There was also an incident cited where a coaching staff member apparently used a derogatory homophobic term when discussing sleeping arrangements in camp.

Under the two previous coaches, couples within the Matildas were allowed to room together but Stajcic reportedly separated them.

This rapid escalation compared to the PFA survey was considered to show the situation was “deteriorating" and required urgent attention.

It’s understood the OurWatch survey was passed to the FFA last Thursday and one journalist was tipped off on Thursday morning who alerted Alen Stajcic and again by another journalist later that evening.

Stajcic was called in to face the FFA on Friday morning and confronted by the findings.

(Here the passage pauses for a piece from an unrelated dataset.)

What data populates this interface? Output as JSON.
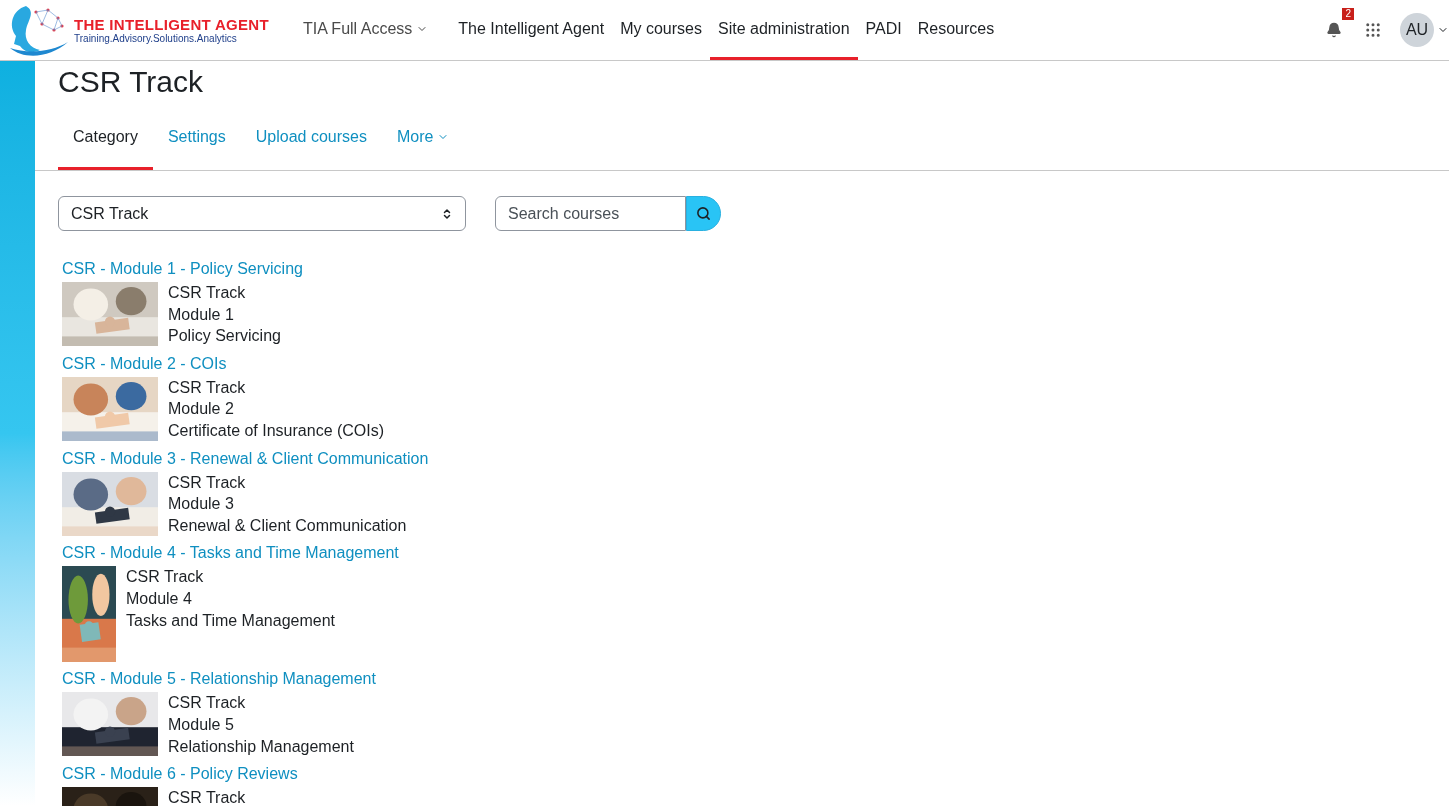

He is reported to have told Gallop his job was to win matches.

The FFA board held an impromptu Friday afternoon conference call and Stajcic was stood down as Matildas coach the following morning at a final meeting with Gallop.

At the Matildas workshop at Coogee’s Crown Plaza Hotel on Monday, players were reportedly in tears when they confronted Gallop.

Some of the players were said to be incensed that comments they had made in confidence had been used to justify sacking the coach instead of simply addressing the issue.

While a clearly shaken Gallop insisted to the press that afternoon that he had not been asked for Stajcic to be reinstated, there are claims that some players at least did ask him for exactly that.

Gallop’s car crash media conference was, some claim, a result of him realising he had been caught up in other people’s agenda.

In the aftermath, an emerging gulf has divided both those involved and those on the sidelines.

For the most part, media has been split along gender lines, with leading female TV journalists insisting Stajcic’s dismissal from his role was the right thing to do.

Opposing that view has largely been male voices, culminating this morning in former Labor leader turned One Nation candidate and men’s rights campaigner Mark Latham tweeting an attack on David Gallop for using OurWatch to sack Stajcic, pouncing on the gender divide as a misogynistic dog whistle.

The issue has not been helped by growing suggestions this was a pre-planned attack on Stajcic by some factions of the new FFA board.